Jutta is played by Grace McLean, who wrote the songs and book of the piece. Turning in a committed performance, she is a strong presence and appealing singer. This is true for all five members of the all-female cast. Three of them simultaneously portray Hildegard to represent different "parts" of her and what those parts experience: Ashley Pérez Flanagan, Rachael Duddy and Hannah Whitney are, respectively, Mouth, Eye and Hand (they also take on other smaller roles). Handling two characters, Mia Pak adeptly completes the cast.

While the proceedings can be riveting, taking in In the Green all in one sitting might feel in its own way like the clinging claustrophobia of cloistered Hildegard and Jutta. This is exacerbated by the go-to reliance on repetition and echoes. It is especially flagrant in instances when Hildegard parrots Jutta's terse statements, then Hildegard repeats it as if chewing it over, being stunned by it, trying to accept it, or simply dutifully being the student tasked with memorizing and internalizing it. As the receiving Hildegard, there are always the three voices, so we sometimes hear the phrase separately by each, robot-like, in cloned harmony that suggests massive mind control. Often, the key phrase comes up again later in a lyric, or is paraphrased in another song, championing a small set of mantras drilled into the brain over and over.

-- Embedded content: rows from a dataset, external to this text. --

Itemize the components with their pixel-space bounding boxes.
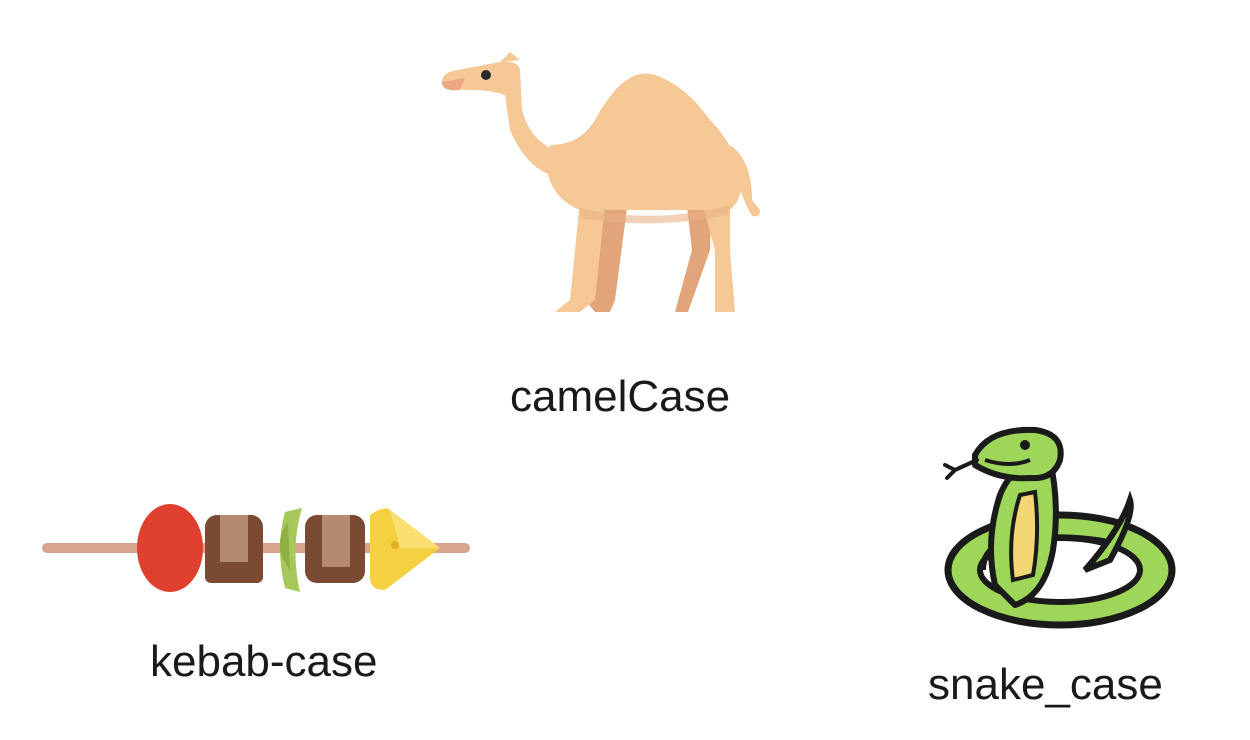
camel-icon (442, 52, 760, 312)
kebab-item (40, 500, 480, 600)
camel-item (430, 50, 780, 330)
kebab-skewer-icon (42, 504, 470, 592)
kebab-label: kebab-case (150, 637, 378, 686)
naming-conventions-diagram: camelCase kebab-case snake_case (0, 0, 1250, 740)
snake-icon (943, 426, 1176, 629)
snake-item (935, 420, 1185, 635)
snake-label: snake_case (928, 660, 1163, 709)
camel-label: camelCase (510, 372, 731, 421)
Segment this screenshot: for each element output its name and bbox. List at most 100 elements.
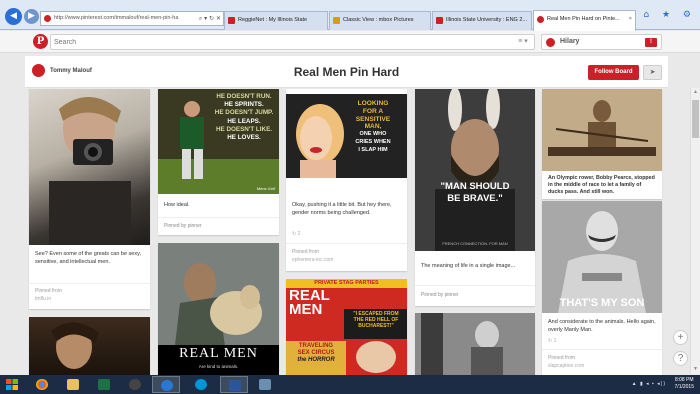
chrome-icon [36,379,48,390]
pin-grid: See? Even some of the greats can be sexy… [0,89,700,375]
meme-line: I SLAP HIM [358,146,388,153]
rower-photo [542,89,662,171]
repin-count-value: 1 [553,338,557,344]
pin-card[interactable]: PRIVATE STAG PARTIES REAL MEN "I ESCAPED… [286,279,407,375]
isu-favicon-icon [436,17,443,24]
taskbar-app[interactable] [121,376,149,393]
taskbar-internet-explorer[interactable] [152,376,180,393]
pin-source[interactable]: ephemera-inc.com [292,257,333,263]
pin-card[interactable] [415,313,535,375]
cover-title: REAL MEN [289,288,345,317]
pinterest-logo-icon[interactable]: P [33,34,48,49]
pin-card[interactable]: HE DOESN'T RUN. HE SPRINTS. HE DOESN'T J… [158,89,279,235]
pin-image[interactable]: PRIVATE STAG PARTIES REAL MEN "I ESCAPED… [286,279,407,375]
close-tab-icon[interactable]: × [629,11,632,28]
search-box[interactable]: ≡ ▾ [50,34,535,50]
pin-card[interactable]: LOOKING FOR A SENSITIVE MAN, ONE WHO CRI… [286,89,407,271]
windows-taskbar: ▲ ▮ ◂ ▪ ◂)) 8:08 PM 7/1/2015 [0,375,700,394]
pin-card[interactable]: "MAN SHOULD BE BRAVE." FRENCH CONNECTION… [415,89,535,306]
back-arrow-icon[interactable]: ◀ [5,8,22,25]
meme-line: ONE WHO [359,131,387,138]
taskbar-hp[interactable] [187,376,215,393]
taskbar-excel[interactable] [90,376,118,393]
search-input[interactable] [54,36,504,48]
scroll-up-icon[interactable]: ▲ [691,88,700,97]
taskbar-word[interactable] [220,376,248,393]
tab-illinois-state[interactable]: Illinois State University : ENG 2... [432,11,532,30]
pin-image[interactable]: REAL MEN Are kind to animals. [158,243,279,375]
taskbar-explorer[interactable] [59,376,87,393]
pin-image[interactable] [29,89,150,245]
pin-image[interactable] [415,313,535,375]
pin-source-label: Pinned from [548,355,575,361]
divider [415,285,535,286]
reggienet-favicon-icon [228,17,235,24]
tab-real-men-pin-hard[interactable]: Real Men Pin Hard on Pinte... × [533,10,636,31]
tab-label: Classic View : mbox Pictures [343,17,414,23]
divider [158,217,279,218]
word-icon [229,380,241,391]
bearded-man-bunny-ears-photo [415,89,535,251]
pin-description: See? Even some of the greats can be sexy… [35,251,141,265]
pin-card[interactable]: An Olympic rower, Bobby Pearce, stopped … [542,89,662,199]
photos-icon [259,379,271,390]
taskbar-photos[interactable] [251,376,279,393]
tab-classic-view[interactable]: Classic View : mbox Pictures [329,11,431,30]
scroll-thumb[interactable] [692,100,699,138]
user-menu-button[interactable]: Hilary ! [541,34,662,50]
address-bar[interactable]: http://www.pinterest.com/tmmalouf/real-m… [40,11,224,26]
repin-count[interactable]: ↻ 2 [292,231,300,237]
meme-line: HE SPRINTS. [224,101,264,109]
divider [29,283,150,284]
taskbar-clock[interactable]: 8:08 PM 7/1/2015 [675,377,694,391]
cover-line: BUCHAREST!" [358,323,394,329]
pin-source[interactable]: tmflu.in [35,296,51,302]
meme-line: HE DOESN'T RUN. [216,93,272,100]
pin-image[interactable]: HE DOESN'T RUN. HE SPRINTS. HE DOESN'T J… [158,89,279,194]
pin-description: An Olympic rower, Bobby Pearce, stopped … [548,175,655,195]
clock-time: 8:08 PM [674,377,694,383]
tab-reggienet[interactable]: ReggieNet : My Illinois State [224,11,328,30]
add-pin-button[interactable]: + [673,330,688,345]
pinterest-tab-favicon-icon [537,16,544,23]
pinned-by[interactable]: Pinned by pinner [164,223,202,229]
meme-line: HE DOESN'T JUMP. [214,109,274,117]
tab-label: Real Men Pin Hard on Pinte... [547,16,620,22]
follow-board-button[interactable]: Follow Board [588,65,639,80]
cover-line: TRAVELING [298,343,334,349]
pinned-by[interactable]: Pinned by pinner [421,292,459,298]
notification-icon[interactable]: ! [645,38,657,47]
brand-footer: FRENCH CONNECTION. FOR MAN [442,241,508,246]
tab-label: ReggieNet : My Illinois State [238,17,308,23]
search-menu-icon[interactable]: ≡ ▾ [514,37,532,47]
home-favorites-settings-icon[interactable]: ⌂ ★ ⚙ [643,10,696,20]
pin-card[interactable]: See? Even some of the greats can be sexy… [29,89,150,309]
send-board-icon[interactable]: ➤ [643,65,662,80]
address-search-refresh-icon[interactable]: ⌕ ▾ ↻ ✕ [199,12,221,25]
scrollbar[interactable]: ▲ ▼ [690,88,700,374]
browser-toolbar: ◀ ▶ http://www.pinterest.com/tmmalouf/re… [0,0,700,31]
windows-start-icon[interactable] [6,379,18,390]
taskbar-chrome[interactable] [28,376,56,393]
pin-image[interactable]: THAT'S MY SON [542,201,662,313]
pin-image[interactable] [542,89,662,171]
system-tray-icons[interactable]: ▲ ▮ ◂ ▪ ◂)) [632,381,666,387]
cover-subtitle: TRAVELING SEX CIRCUS the HORROR [288,343,344,364]
mbox-favicon-icon [333,17,340,24]
pin-image[interactable] [29,317,150,375]
pin-source[interactable]: slapcaption.com [548,363,584,369]
board-title: Real Men Pin Hard [293,65,400,79]
pin-image[interactable]: "MAN SHOULD BE BRAVE." FRENCH CONNECTION… [415,89,535,251]
pin-source-label: Pinned from [292,249,319,255]
pin-card[interactable]: THAT'S MY SON And considerate to the ani… [542,201,662,375]
help-button[interactable]: ? [673,351,688,366]
repin-count[interactable]: ↻ 1 [548,338,556,344]
meme-text-lines: "MAN SHOULD BE BRAVE." [415,181,535,205]
pin-card[interactable]: REAL MEN Are kind to animals. [158,243,279,375]
address-text: http://www.pinterest.com/tmmalouf/real-m… [54,15,179,21]
pin-card[interactable] [29,317,150,375]
scroll-down-icon[interactable]: ▼ [691,365,700,374]
pin-image[interactable]: LOOKING FOR A SENSITIVE MAN, ONE WHO CRI… [286,94,407,178]
pin-source-label: Pinned from [35,288,62,294]
forward-arrow-icon[interactable]: ▶ [24,9,39,24]
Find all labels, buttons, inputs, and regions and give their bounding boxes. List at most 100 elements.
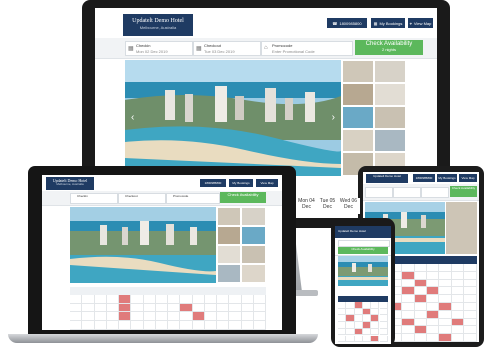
- calendar-cell[interactable]: [168, 312, 181, 322]
- calendar-cell[interactable]: [371, 328, 380, 336]
- calendar-cell[interactable]: [143, 312, 156, 322]
- calendar-cell[interactable]: [414, 287, 427, 296]
- check-availability-button[interactable]: Check Availability: [338, 247, 388, 254]
- view-map-button[interactable]: View Map: [459, 174, 477, 182]
- calendar-cell[interactable]: [82, 312, 95, 322]
- calendar-cell[interactable]: [131, 321, 144, 330]
- calendar-cell[interactable]: [451, 264, 465, 272]
- photo-thumbnail[interactable]: [241, 245, 266, 264]
- calendar-cell[interactable]: [439, 326, 452, 335]
- calendar-cell[interactable]: [346, 328, 355, 336]
- calendar-cell[interactable]: [427, 318, 440, 327]
- calendar-cell[interactable]: [439, 287, 452, 296]
- calendar-cell[interactable]: [464, 303, 477, 311]
- calendar-cell[interactable]: [439, 295, 452, 303]
- calendar-cell[interactable]: [402, 326, 415, 335]
- checkin-field[interactable]: ▦ Checkin Mon 02 Dec 2019: [125, 41, 193, 56]
- calendar-cell[interactable]: [143, 303, 156, 313]
- calendar-cell[interactable]: [464, 295, 477, 303]
- calendar-cell[interactable]: [362, 328, 372, 336]
- calendar-cell[interactable]: [131, 303, 144, 313]
- calendar-cell[interactable]: [180, 312, 193, 322]
- calendar-cell[interactable]: [439, 310, 452, 319]
- calendar-cell[interactable]: [241, 321, 254, 330]
- calendar-cell[interactable]: [362, 315, 372, 323]
- calendar-cell[interactable]: [229, 312, 242, 322]
- calendar-cell[interactable]: [155, 303, 168, 313]
- calendar-cell[interactable]: [451, 279, 465, 288]
- calendar-cell[interactable]: [241, 303, 254, 313]
- calendar-cell[interactable]: [346, 322, 355, 329]
- calendar-cell[interactable]: [371, 308, 380, 316]
- calendar-cell[interactable]: [451, 295, 465, 303]
- calendar-cell[interactable]: [464, 326, 477, 335]
- calendar-cell[interactable]: [439, 303, 452, 311]
- calendar-cell[interactable]: [338, 308, 347, 316]
- hotel-logo[interactable]: Updatelt Demo Hotel Melbourne, Australia: [46, 177, 94, 190]
- calendar-cell[interactable]: [427, 303, 440, 311]
- hotel-logo[interactable]: Updatelt Demo Hotel: [366, 174, 408, 183]
- checkin-field[interactable]: [365, 187, 393, 198]
- calendar-cell[interactable]: [106, 295, 119, 304]
- calendar-cell[interactable]: [427, 334, 440, 342]
- calendar-cell[interactable]: [338, 328, 347, 336]
- calendar-cell[interactable]: [143, 321, 156, 330]
- calendar-cell[interactable]: [371, 322, 380, 329]
- calendar-cell[interactable]: [155, 321, 168, 330]
- calendar-cell[interactable]: [217, 303, 230, 313]
- calendar-cell[interactable]: [70, 312, 83, 322]
- phone-button[interactable]: 1800985800: [413, 174, 435, 182]
- photo-thumbnail[interactable]: [241, 264, 266, 283]
- calendar-cell[interactable]: [379, 335, 388, 342]
- calendar-cell[interactable]: [402, 264, 415, 272]
- calendar-cell[interactable]: [94, 312, 107, 322]
- calendar-cell[interactable]: [119, 295, 132, 304]
- calendar-cell[interactable]: [379, 308, 388, 316]
- calendar-cell[interactable]: [106, 312, 119, 322]
- photo-thumbnail[interactable]: [217, 245, 241, 264]
- checkin-field[interactable]: [338, 240, 390, 247]
- photo-thumbnail[interactable]: [342, 60, 374, 83]
- promocode-field[interactable]: Promocode: [166, 193, 220, 204]
- calendar-cell[interactable]: [155, 312, 168, 322]
- prev-photo-arrow-icon[interactable]: ‹: [131, 112, 134, 123]
- calendar-cell[interactable]: [192, 321, 205, 330]
- calendar-cell[interactable]: [106, 321, 119, 330]
- calendar-cell[interactable]: [180, 303, 193, 313]
- calendar-cell[interactable]: [241, 295, 254, 304]
- calendar-cell[interactable]: [131, 312, 144, 322]
- my-bookings-button[interactable]: ▦ My Bookings: [371, 18, 405, 28]
- calendar-cell[interactable]: [119, 312, 132, 322]
- calendar-cell[interactable]: [402, 295, 415, 303]
- calendar-cell[interactable]: [379, 322, 388, 329]
- calendar-cell[interactable]: [402, 310, 415, 319]
- calendar-cell[interactable]: [402, 318, 415, 327]
- calendar-cell[interactable]: [106, 303, 119, 313]
- calendar-cell[interactable]: [464, 264, 477, 272]
- calendar-cell[interactable]: [464, 310, 477, 319]
- view-map-button[interactable]: ⌖ View Map: [408, 18, 433, 28]
- calendar-cell[interactable]: [414, 310, 427, 319]
- calendar-cell[interactable]: [464, 318, 477, 327]
- check-availability-button[interactable]: Check Availability: [220, 192, 266, 203]
- calendar-cell[interactable]: [168, 321, 181, 330]
- check-availability-button[interactable]: Check Availability 2 nights: [355, 40, 423, 55]
- photo-thumbnail[interactable]: [217, 264, 241, 283]
- check-availability-button[interactable]: Check Availability: [450, 186, 477, 197]
- calendar-cell[interactable]: [70, 303, 83, 313]
- calendar-cell[interactable]: [204, 312, 217, 322]
- phone-button[interactable]: ☎ 1800985800: [327, 18, 367, 28]
- calendar-cell[interactable]: [427, 310, 440, 319]
- calendar-cell[interactable]: [229, 321, 242, 330]
- calendar-cell[interactable]: [168, 303, 181, 313]
- calendar-cell[interactable]: [427, 264, 440, 272]
- calendar-cell[interactable]: [241, 312, 254, 322]
- promocode-field[interactable]: [421, 187, 449, 198]
- calendar-cell[interactable]: [427, 279, 440, 288]
- calendar-cell[interactable]: [192, 303, 205, 313]
- checkout-field[interactable]: Checkout: [118, 193, 166, 204]
- checkin-field[interactable]: Checkin: [70, 193, 118, 204]
- calendar-cell[interactable]: [371, 315, 380, 323]
- checkout-field[interactable]: ▦ Checkout Tue 03 Dec 2019: [193, 41, 261, 56]
- calendar-cell[interactable]: [354, 308, 363, 316]
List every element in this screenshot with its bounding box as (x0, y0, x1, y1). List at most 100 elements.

Lastly, but definitely not least, there's looping. While impactful and diverting initially, Ms. McLean does lean on the novelty of this device that overlaps the first "live" words (or other vocal sounds) with the immediate playbacks of the recorded bits. A little goes a long way and then it's a "Here we go again" gimmicky game of diminishing returns. The whole can be less than sum of its parts, so I find myself appreciating In the Green a few parts at a time.

Here are a few examples of the lyrics that invoke some of the most-returned-to phrases and images for the saga of Hildegard whose first assignment is to prepare her own grave:

"What am I learning and where am I bound?/ And I'm still broken/ I'm still broken/ Watch wait try dig/ Watch wait try dig" (from "Ritual")

"I'm here to find the truth, and the truth will set me free/ If I can teach you how to be whole/ I will see the light" (from "The Rule")

"You are the night exhaling darkness but/ You must become light" (from "Integration")

It's not all gloom and doom. Among the highlights for me are the two appearances of "Sun Song," lovely melodic respites from the dour doings with hammered staccato. The title number has a gratifying patina of elegance. And each moment when hope or understanding may be dangled feels like coveted release as a step toward Hildegard's release from isolation. (And speaking of releases, this cast recording released digitally and streamable as of last month gets a physical CD release next month.)

A kind of extended denouement with Hannah Whitney as Old Hildegard inspiring her followers adds a satisfying bonus. And, while one might risk drowning in this drama-drenched whirlpool, as audience members we can make the leap to identify with characters for thought-provoking second-hand benefits akin to auditing someone else's tutorial with an element of psychiatric theory.

The talented folks on display here are worth following as they show up with other endeavors, such the six appearing on The Liz Swados Project: all cast members except Mia Pak, as well as four of the five cast members, are among the many participants, plus the instrumental quartet's player of the zither-like qanun, John Murchison, and Kris Kukul, In the Green's musical supervisor and its composer's co-orchestrator. But for now, this look at the medieval time period is over and we return you to your regularly inhabited century.